Pharmacological Blockade of High Threshold L-Type Calcium Channels in Cardiomyocytes Restores Respiratory Chain Activity Disturbed by Vibration

Abstract

The transport of calcium ions across the cardiomyocyte cellular membrane is associated with crossing a high energy barrier and can be dysregulated by the vibration. Calcium channel blockers are a group of medication that reduce damage of mitochondria and cell membranes. In this study, the effects of nifedipine (adalat), a calcium channel blocker drug, 7.5 mg/kg on energy metabolism of cardiomyocytes which underwent vibration induced hypoxia (exposure to 56 vibration sessions at a single frequency, 44 Hz with an amplitude of 0.5 mm) were evaluated. The functional states of mitochondria in 30% rabbit left ventricular myocardial tissue homogenate were studied polarographically using a closed galvanic oxygen sensor in a 1 ml cuvette with thermostatic holder, the protein concentration in the system was 2.4 ± 0.5 mg and a modified microbiuret method was used for protein determination. In animals injected with calcium channel blockers and exposed to vibration, the rate of endogenous respiration (V e) remained at the level as in intact animals and was 16.4 ± 4.1 [ng-atom O] min–1mg–1 protein, amytal sensitivity increased by 39%, and malonate sensitivity decreased by 40% as compared to animals that were not injected with calcium channel blockers but exposed to vibration.
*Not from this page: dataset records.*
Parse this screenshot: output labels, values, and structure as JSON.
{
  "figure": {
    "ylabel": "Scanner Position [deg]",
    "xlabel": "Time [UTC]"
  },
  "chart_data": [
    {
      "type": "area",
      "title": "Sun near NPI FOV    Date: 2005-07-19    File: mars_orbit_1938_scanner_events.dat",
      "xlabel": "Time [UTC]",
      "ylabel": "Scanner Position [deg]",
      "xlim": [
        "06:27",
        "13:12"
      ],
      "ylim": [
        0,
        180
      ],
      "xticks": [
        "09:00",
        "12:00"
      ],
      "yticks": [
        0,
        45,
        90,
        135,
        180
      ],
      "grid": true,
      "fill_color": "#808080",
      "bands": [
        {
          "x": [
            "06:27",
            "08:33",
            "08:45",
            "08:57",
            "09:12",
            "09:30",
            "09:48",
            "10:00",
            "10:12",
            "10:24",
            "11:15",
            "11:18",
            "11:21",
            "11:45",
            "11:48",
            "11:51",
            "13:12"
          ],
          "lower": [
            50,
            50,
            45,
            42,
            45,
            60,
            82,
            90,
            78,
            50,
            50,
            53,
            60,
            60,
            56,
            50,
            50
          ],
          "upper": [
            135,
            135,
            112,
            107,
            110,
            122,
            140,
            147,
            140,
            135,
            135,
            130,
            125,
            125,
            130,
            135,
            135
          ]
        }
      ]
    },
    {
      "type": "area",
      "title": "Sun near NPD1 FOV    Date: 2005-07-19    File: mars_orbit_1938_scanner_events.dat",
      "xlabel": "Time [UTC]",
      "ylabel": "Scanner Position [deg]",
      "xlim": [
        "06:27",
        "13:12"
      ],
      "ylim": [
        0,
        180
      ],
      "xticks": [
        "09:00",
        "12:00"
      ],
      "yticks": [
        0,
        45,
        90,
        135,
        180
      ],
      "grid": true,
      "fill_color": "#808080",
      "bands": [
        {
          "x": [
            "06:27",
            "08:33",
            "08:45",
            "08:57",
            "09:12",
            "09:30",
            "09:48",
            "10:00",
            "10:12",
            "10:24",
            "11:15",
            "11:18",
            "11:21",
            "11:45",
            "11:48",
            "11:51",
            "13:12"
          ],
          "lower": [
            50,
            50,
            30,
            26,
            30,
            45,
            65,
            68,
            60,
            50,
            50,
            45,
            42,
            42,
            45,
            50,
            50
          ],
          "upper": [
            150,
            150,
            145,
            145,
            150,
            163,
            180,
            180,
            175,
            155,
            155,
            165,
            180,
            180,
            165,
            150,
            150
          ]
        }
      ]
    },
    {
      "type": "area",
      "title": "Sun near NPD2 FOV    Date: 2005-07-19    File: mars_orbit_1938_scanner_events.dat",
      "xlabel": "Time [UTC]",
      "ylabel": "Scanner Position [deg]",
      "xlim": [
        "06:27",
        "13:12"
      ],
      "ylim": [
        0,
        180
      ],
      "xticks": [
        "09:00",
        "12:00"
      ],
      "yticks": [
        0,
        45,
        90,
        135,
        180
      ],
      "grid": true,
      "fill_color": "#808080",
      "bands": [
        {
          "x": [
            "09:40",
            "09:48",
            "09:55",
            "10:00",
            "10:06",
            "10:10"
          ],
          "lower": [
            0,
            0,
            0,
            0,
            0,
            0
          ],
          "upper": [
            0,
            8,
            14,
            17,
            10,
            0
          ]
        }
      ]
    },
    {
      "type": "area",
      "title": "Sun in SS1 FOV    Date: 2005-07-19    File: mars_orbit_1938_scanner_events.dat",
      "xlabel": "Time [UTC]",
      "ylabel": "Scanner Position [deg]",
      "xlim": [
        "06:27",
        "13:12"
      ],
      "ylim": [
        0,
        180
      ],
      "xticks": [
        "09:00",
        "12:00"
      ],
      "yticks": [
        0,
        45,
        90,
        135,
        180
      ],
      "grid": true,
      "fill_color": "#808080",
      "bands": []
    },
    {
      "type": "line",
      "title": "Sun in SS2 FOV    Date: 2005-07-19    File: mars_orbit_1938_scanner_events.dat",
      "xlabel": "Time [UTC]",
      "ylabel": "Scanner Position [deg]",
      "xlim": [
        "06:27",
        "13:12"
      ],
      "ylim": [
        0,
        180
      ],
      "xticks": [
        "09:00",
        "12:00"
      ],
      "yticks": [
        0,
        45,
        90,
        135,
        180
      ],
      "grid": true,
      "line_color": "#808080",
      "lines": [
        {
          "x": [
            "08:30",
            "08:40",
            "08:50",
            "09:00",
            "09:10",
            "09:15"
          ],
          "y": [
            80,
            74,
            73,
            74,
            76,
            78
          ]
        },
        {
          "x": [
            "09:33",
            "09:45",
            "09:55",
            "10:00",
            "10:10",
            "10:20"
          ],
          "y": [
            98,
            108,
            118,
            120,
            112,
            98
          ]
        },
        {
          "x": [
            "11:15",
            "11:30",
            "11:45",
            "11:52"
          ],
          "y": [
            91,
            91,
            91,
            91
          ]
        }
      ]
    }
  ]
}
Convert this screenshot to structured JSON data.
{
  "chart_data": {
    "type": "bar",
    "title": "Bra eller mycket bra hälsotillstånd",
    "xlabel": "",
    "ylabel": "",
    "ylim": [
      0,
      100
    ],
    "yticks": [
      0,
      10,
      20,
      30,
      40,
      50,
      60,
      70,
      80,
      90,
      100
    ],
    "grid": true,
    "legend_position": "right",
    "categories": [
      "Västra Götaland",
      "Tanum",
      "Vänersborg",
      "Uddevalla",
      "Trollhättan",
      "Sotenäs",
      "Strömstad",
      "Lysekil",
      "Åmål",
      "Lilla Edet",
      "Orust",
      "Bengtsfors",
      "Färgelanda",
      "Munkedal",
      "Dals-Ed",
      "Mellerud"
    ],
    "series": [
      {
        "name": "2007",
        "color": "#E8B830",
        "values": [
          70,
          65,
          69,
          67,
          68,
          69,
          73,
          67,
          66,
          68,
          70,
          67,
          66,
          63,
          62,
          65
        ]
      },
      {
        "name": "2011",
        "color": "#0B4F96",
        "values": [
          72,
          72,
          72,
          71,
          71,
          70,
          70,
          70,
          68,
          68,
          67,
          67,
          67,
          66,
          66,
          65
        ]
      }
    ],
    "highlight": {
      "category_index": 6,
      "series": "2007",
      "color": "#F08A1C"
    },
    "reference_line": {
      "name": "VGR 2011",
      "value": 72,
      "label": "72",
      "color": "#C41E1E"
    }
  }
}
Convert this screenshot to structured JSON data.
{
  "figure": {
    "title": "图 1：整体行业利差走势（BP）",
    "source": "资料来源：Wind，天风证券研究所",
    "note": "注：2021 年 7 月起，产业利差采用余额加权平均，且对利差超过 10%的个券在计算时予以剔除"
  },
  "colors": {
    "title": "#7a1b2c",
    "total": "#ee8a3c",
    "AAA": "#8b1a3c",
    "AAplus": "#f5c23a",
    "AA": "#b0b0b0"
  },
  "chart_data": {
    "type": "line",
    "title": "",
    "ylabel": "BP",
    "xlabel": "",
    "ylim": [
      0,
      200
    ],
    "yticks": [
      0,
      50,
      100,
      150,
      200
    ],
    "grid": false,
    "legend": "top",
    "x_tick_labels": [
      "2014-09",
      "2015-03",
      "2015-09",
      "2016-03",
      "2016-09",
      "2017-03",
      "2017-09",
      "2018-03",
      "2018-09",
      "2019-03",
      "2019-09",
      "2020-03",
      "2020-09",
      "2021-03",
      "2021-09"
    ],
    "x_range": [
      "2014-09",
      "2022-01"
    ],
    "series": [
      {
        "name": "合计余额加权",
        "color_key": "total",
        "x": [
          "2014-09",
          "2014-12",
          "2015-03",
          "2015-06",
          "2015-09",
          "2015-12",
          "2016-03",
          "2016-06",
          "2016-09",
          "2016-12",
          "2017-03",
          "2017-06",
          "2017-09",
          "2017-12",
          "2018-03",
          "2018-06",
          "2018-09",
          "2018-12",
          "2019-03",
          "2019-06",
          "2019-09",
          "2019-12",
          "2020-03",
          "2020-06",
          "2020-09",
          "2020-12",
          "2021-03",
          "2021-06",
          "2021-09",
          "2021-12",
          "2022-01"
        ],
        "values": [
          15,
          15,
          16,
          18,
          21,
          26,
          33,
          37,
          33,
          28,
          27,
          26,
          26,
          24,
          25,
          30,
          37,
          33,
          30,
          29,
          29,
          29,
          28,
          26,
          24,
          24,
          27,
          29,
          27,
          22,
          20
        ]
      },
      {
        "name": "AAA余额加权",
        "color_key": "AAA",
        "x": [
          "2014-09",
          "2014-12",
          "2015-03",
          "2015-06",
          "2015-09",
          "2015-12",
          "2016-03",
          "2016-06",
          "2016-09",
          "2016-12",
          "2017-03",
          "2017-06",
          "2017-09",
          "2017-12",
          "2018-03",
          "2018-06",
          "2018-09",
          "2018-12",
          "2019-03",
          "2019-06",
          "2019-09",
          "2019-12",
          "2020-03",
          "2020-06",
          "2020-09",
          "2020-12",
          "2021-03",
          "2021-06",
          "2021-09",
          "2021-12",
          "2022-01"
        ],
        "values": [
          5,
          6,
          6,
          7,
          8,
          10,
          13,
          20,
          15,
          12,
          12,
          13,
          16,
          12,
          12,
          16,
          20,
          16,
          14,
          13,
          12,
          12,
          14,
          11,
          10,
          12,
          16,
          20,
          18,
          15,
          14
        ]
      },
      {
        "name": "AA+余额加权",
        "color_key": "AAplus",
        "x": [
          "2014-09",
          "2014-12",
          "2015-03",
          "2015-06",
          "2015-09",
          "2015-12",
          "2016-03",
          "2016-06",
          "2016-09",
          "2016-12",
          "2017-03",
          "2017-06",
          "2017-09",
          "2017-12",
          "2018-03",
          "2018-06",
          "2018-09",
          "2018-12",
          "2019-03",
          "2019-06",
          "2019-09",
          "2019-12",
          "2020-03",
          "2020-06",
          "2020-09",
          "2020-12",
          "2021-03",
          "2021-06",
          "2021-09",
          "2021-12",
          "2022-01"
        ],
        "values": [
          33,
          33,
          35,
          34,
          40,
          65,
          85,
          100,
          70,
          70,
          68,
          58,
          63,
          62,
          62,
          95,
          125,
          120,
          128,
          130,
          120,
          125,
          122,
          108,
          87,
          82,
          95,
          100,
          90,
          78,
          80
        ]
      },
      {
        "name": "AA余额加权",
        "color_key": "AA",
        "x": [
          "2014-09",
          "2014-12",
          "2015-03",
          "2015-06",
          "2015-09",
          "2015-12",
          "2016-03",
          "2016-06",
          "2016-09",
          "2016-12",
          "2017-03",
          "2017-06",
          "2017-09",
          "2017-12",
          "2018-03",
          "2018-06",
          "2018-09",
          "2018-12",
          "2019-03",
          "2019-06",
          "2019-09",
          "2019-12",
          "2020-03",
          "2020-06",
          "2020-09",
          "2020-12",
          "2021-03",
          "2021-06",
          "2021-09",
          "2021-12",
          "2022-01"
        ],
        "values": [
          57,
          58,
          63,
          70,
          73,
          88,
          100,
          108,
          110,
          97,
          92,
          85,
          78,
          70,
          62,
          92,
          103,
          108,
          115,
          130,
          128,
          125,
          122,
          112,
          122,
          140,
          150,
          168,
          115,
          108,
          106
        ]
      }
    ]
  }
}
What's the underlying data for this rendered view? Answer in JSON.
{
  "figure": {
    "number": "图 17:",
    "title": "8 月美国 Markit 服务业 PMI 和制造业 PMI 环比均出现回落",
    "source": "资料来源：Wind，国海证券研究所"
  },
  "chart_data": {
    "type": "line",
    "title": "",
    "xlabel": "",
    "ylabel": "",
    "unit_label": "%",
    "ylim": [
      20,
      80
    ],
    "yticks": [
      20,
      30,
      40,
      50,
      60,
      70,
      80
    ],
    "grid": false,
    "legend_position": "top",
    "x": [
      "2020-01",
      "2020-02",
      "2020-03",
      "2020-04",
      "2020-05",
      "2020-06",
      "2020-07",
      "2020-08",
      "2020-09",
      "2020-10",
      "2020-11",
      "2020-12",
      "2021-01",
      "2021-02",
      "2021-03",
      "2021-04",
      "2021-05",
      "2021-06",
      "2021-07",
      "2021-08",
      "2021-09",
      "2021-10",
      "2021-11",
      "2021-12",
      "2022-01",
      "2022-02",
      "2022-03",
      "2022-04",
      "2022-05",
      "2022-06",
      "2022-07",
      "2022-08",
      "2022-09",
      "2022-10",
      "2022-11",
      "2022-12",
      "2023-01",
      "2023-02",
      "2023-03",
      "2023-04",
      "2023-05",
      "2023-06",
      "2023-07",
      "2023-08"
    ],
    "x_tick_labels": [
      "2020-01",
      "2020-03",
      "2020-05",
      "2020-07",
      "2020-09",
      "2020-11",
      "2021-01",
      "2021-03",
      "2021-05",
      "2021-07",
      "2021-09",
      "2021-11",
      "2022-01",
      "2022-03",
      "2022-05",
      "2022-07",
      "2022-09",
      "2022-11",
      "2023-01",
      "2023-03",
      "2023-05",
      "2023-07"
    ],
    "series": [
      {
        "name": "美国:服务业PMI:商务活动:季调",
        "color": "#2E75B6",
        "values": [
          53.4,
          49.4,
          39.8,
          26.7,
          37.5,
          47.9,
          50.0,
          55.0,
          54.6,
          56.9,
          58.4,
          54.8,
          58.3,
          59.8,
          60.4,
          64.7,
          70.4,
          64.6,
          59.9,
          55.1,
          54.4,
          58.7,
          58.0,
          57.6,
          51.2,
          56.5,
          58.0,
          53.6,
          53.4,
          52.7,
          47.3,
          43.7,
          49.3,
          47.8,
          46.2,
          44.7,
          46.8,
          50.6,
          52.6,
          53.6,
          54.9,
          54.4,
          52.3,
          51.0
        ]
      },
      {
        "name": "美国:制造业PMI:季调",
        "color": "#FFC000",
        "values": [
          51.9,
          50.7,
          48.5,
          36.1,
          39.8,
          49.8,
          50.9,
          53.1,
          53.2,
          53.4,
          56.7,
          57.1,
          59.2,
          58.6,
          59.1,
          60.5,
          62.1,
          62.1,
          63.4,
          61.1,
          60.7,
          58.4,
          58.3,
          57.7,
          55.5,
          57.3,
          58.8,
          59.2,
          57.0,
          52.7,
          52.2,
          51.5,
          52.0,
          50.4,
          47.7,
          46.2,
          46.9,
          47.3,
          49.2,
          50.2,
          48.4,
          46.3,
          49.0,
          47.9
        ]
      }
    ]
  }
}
The indices of the ratio of the activity of mitochondrial enzyme complex I and complex II and the processes of regulation of mitochondria in different metabolic states indicate that the activity of mitochondrial complex I , inhibited by vibration, is restored and mitochondrial complex II exhibits limited regulatory functions. This study has shown the energy-protective action of calcium channel blockers, due to which tissue resistance in response to vibration increases, thereby preventing the development of necrotic changes in the tissue.